Al pensar en aquellas fantasías Sansa se clavó las uñas contra la palma de sus propias manos, notando el dolor que esto le infligía y apretando más y más los dientes. No podía ser tan soñadora, aquello era exactamente lo que le traía aquel insoportable dolor. Pensar que Joffrey iba a ser misericordioso con su padre, o que por el hecho de ser príncipe debía ser aquel caballero idílico con el que ella había soñado eran meras fantasías que debía haber desechado mucho antes de saber la verdad. Tonterías e historias para niños, como había dicho Lord Baelish, en la vida real siempre ganaban los monstruos. Aquellas palabras se repetían en su cabeza mientras poco a poco dejaba de ejercer fuerza para herirse y se sumía en el llanto, notando la humedad salada por la suave piel de sus mejillas. Deseaba tanto que aquellas tonterías e historias para niños fueran reales y que el Perro y Lord Baelish estuvieran equivocados…

Aquella mañana el mismo Joffrey se había dirigido a sus aposentos, si es que aún podía llamarlos así, y le había ordenado que quisiera o no le acompañara a la corte.

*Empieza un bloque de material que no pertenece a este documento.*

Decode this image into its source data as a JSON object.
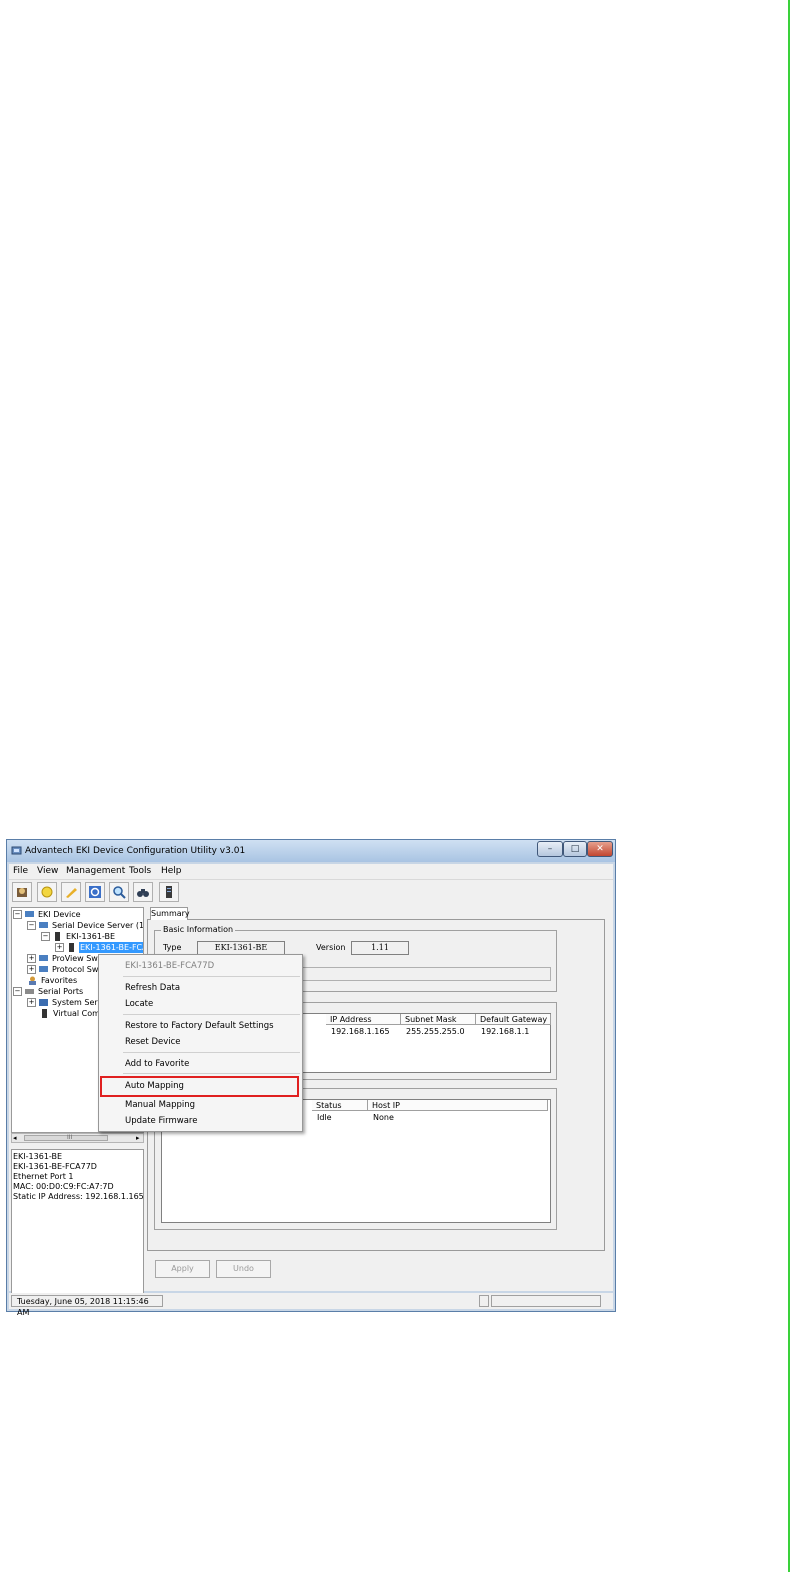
{
  "window": {
    "title": "Advantech EKI Device Configuration Utility v3.01",
    "controls": {
      "minimize": "–",
      "maximize": "□",
      "close": "✕"
    }
  },
  "menubar": [
    "File",
    "View",
    "Management",
    "Tools",
    "Help"
  ],
  "toolbar": [
    "exit-icon",
    "search-device-icon",
    "clear-icon",
    "refresh-icon",
    "locate-icon",
    "find-icon",
    "device-icon"
  ],
  "tree": {
    "root": "EKI Device",
    "serial_device_server": "Serial Device Server (1)",
    "device": "EKI-1361-BE",
    "device_port": "EKI-1361-BE-FCA",
    "proview": "ProView Swit",
    "protocol": "Protocol Swit",
    "favorites": "Favorites",
    "serial_ports": "Serial Ports",
    "system_serial": "System Serial",
    "virtual_com": "Virtual Com P"
  },
  "scroll": {
    "left": "◂",
    "mid": "III",
    "right": "▸"
  },
  "info_pane": [
    "EKI-1361-BE",
    "EKI-1361-BE-FCA77D",
    "Ethernet Port 1",
    "MAC: 00:D0:C9:FC:A7:7D",
    "Static IP Address: 192.168.1.165"
  ],
  "tab": "Summary",
  "basic_info": {
    "title": "Basic Information",
    "type_label": "Type",
    "type_value": "EKI-1361-BE",
    "version_label": "Version",
    "version_value": "1.11"
  },
  "network_table": {
    "headers": [
      "IP Address",
      "Subnet Mask",
      "Default Gateway"
    ],
    "row": [
      "192.168.1.165",
      "255.255.255.0",
      "192.168.1.1"
    ]
  },
  "port_table": {
    "headers": [
      "Status",
      "Host IP"
    ],
    "row": [
      "Idle",
      "None"
    ]
  },
  "buttons": {
    "apply": "Apply",
    "undo": "Undo"
  },
  "statusbar": {
    "datetime": "Tuesday, June 05, 2018  11:15:46 AM"
  },
  "context_menu": {
    "header": "EKI-1361-BE-FCA77D",
    "refresh": "Refresh Data",
    "locate": "Locate",
    "restore": "Restore to Factory Default Settings",
    "reset": "Reset Device",
    "favorite": "Add to Favorite",
    "auto_mapping": "Auto Mapping",
    "manual_mapping": "Manual Mapping",
    "update_firmware": "Update Firmware"
  },
  "colors": {
    "highlight": "#e02020",
    "selection": "#3399ff",
    "page_edge": "#3ad13a"
  }
}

Había ordenado a Ser Meryn que la pegara para demostrarle que siempre sería más fuerte que ella, pero lo único que había podido ver era cuán asqueroso podía llegar a ser. Tocar a aquel rey de pega le repugnaba, pero no había dudado en tocarle cuando se le había presentado la oportunidad de matarlo. Quizá fruto del horror de ver las cabezas de su padre y de la septa Mordane en una pica cada una, pudriéndose al sol, le había dado el valor para hacerlo.

Cuando Sir Meryn la había vuelto a golpear había sentido miedo, pero al fijarse en los setenta u ochenta pies de caída que solo se separaban de las botas de Joffrey por unos centímetros no lo había tenido. La idea absurda de que si moría con él quizá en el norte entonaran una canción de que era una heroína no había pasado por su mente, pero de haberlo hecho solo hubiera sido un soplo de fuerza más para que le empujara. No le importaba nada caer con él, mientras él cayera.

Y lo hizo, se acercó con sutilidad mientras el rey de poniente la miraba pasarse la mano por la cara y limpiarse la sangre. Tenía la mirada fija en los ojos de Joffrey, que pasó de mirarla con su crueldad a asustarse en un instante. Sansa podía oler el miedo de aquel cachorrillo de león al que le gustaba jugar a ser el rey de la espesura. Casi como si fuera una asesina fría que lo había calculado todo, arrastró sus brazos contra los hombros del rey y lo empujó con todas sus fuerzas, lanzándose a peso muerto contra él. La mano de Joffrey se aferró a su brazo, tirando de ella hacía el vacío. Así debía ser, resignada a aquel fin con tal fin de que él sufriera, pero unos brazos se aferraron a ella impidiendo su descenso, desgraciadamente el del rubio también. Ambos habían quedado suspendidos en el aire, solo sujetos por la fuerza que los brazos del Perro podían ejercer. El mercenario, arrodillado malamente contra el suelo, sujetaba con fuerza al pajarillo que nunca habría creído capaz de tal acción.

—¡Perro! ¡No nos dejes caer! — gritó con voz ahogada el rubio. Sus piernas pataleaban balanceándose en el aire y sus ojos verdes se clavaban en los de Sansa con ira.— ¡Traidora!

La voz del rey era como un veneno, que enfermaba a Sansa al entrar por sus oídos. Sin pensarlo dos veces golpeó el cuerpo de Joffrey, notando como el Perro tiraba de ella hacía arriba, tratando de levantarse. No podía permitir que se salvara, y sabía que no tenía suficiente fuerza como para tirar a aquel mercenario que se reía de ella, pero continuó forcejeando. Sin realmente tener tiempo a reflexionar, agarró el brazo del Rey, clavándole las uñas mientras con la otra mano tiraba de sus rubios cabellos.

—¡Eres una traidora! ¡Morirás igual que tu padre!— gritaba con ira el rubio. Sus uñas también se aferraban al brazo de Sansa, haciéndola sangrar, pero la chica ni siquiera sentía dolor alguno.

—No eres más que un mentiroso y repugnante cobarde — dijo con frialdad la chica al soltar definitivamente el brazo del rey y golpearle con la rodilla en el pecho para alejarle lo más que podía del suelo firme. Lo miró caer unos instantes, fijándose en su cara de terror, pero enseguida desvió la mirada a la mano con la que le había sujetado el pelo. Le había arrancado varios pelos, aún sujetos entre sus dedos, haciéndola sentir sucia de haber mantenido ningún contacto con aquel falso y repugnante gusano. Abrió la mano dejándolos caer con el rey y alzó la mirada al sol, sintiendo que su luz bañaba su rostro como un pequeño premio. Ojalá el perro la soltara como premio de consolación ahora que ya no podía salvar a su amo, pero no lo hizo.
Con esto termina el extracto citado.